You are a product information assistant. Assist the customer with questions they have about our products. Always seek confirmation from the customer regarding which product they're enquiring about.

With this setup, the agent handles the conversational turn-taking and will prompt the user to choose A, B, C, or D when the input doesn't specify a product. This is fundamentally different from a bare knowledge base query and is the right tool for disambiguation.
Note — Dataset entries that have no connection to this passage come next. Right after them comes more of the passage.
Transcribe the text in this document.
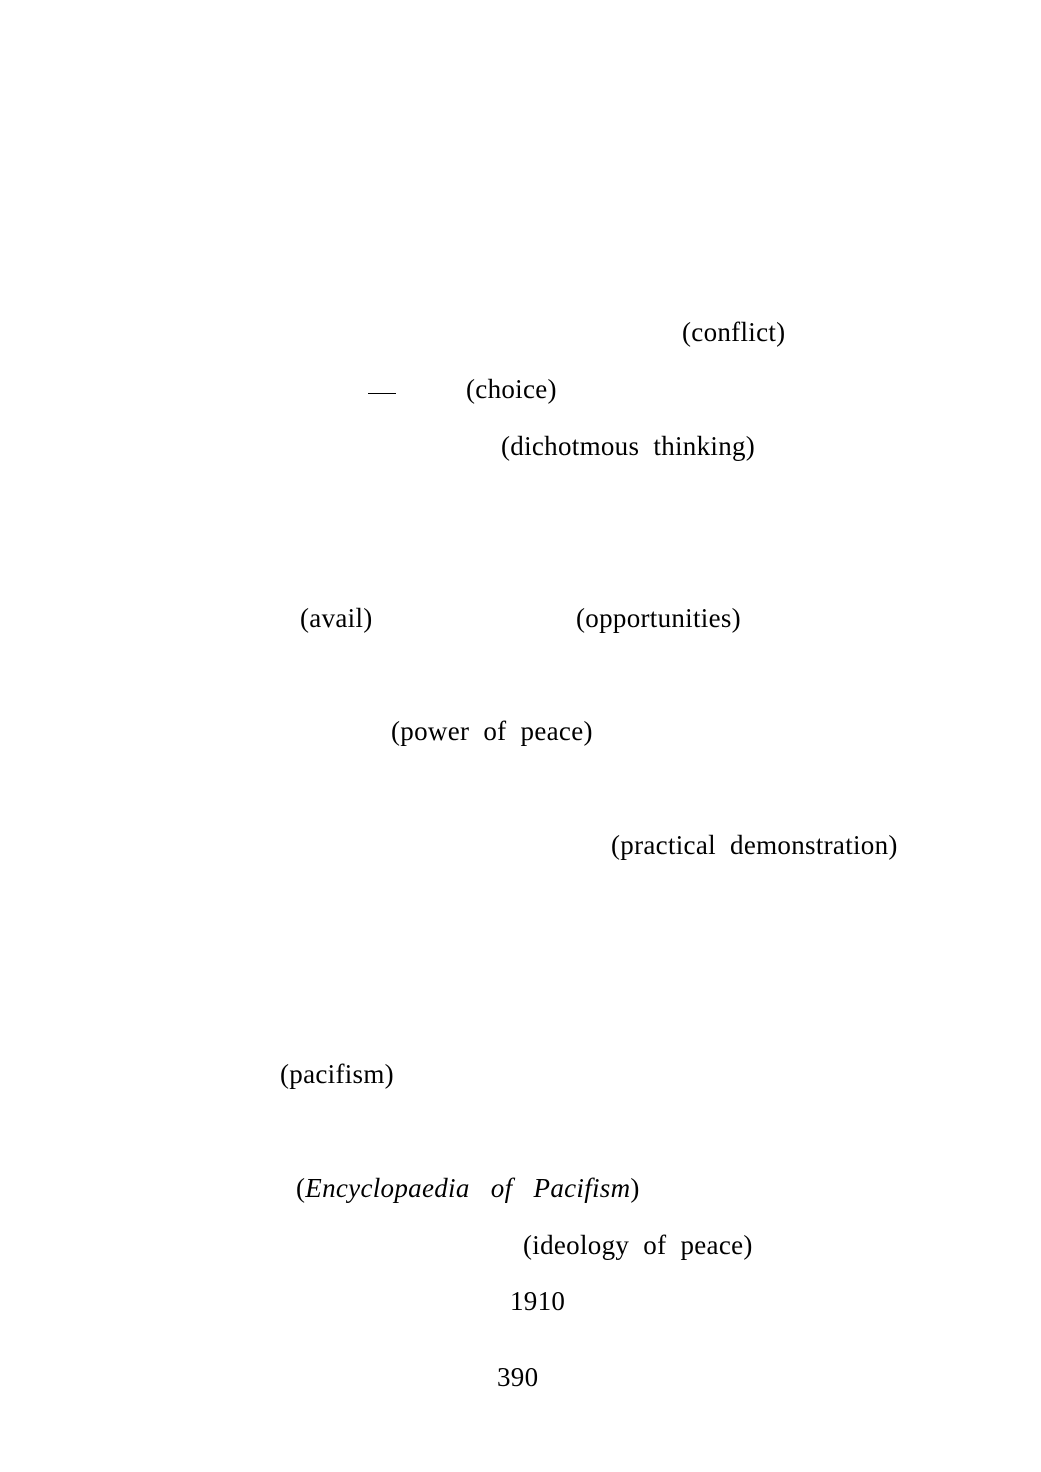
(conflict)
(choice)
(dichotmous  thinking)
(avail)	(opportunities)
(power  of  peace)
(practical  demonstration)
(pacifism)
(Encyclopaedia   of   Pacifism)
(ideology  of  peace)
1910
390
Switching the call from RetrieveAndGenerate to InvokeAgent

In the Lambda, replace the direct knowledge base query with a call to the agent via the InvokeAgent method. The knowledge base remains attached to the agent; the difference is that the agent mediates the conversation, retrieves from the knowledge base as needed, and applies the instruction to always confirm the product.

agent_rt = boto3.client("bedrock-agent-runtime", region_name="us-west-1")


def handler(evt, ctx):
    user_q = evt["queryStringParameters"]["question"]
    sid = evt["queryStringParameters"].get("session_id") if "queryStringParameters" in evt else None

    # Call the Bedrock Agent instead of direct RAG
    agent_resp = agent_rt.invoke_agent(  # invoke the agent configured with your knowledge base
        # provide the user input and your session handling here
        # (the agent will ask the user to pick A/B/C/D when missing)
    )

    # Extract and return the agent's response per your application's needs
    # ...

Author the agent in the console following the Create Bedrock Agents guide, attach your knowledge base, and place the instruction above as its core behavior. Your application continues to pass the session identifier so the agent can keep context across turns.

Improving retrieval precision

When you still need to tighten what gets pulled from the knowledge base, metadata filtering can help improve retrieval accuracy. If your documents are tagged by product, filter accordingly to keep the context product-specific once the user has confirmed their choice.

Why this matters

Users rarely provide perfect context. Offloading clarification, confirmation, and other dialogue management to a Bedrock Agent prevents silent mismatches, reduces frustration, and avoids brittle application-side heuristics. You keep the same knowledge base but add a layer that enforces the crucial “which product?” checkpoint before answering.

Takeaways

If you need the assistant to ask for missing details like product selection, don't query the knowledge base directly. Configure a Bedrock Agent with a clear instruction to always confirm the product and call it via InvokeAgent. Keep your Lambda free of curly quotes so it actually runs, and consider metadata filtering to narrow retrieval to the selected product. This combination preserves the benefits of RAG while adding the conversational scaffolding needed to deliver the correct answer for A, B, C, or D.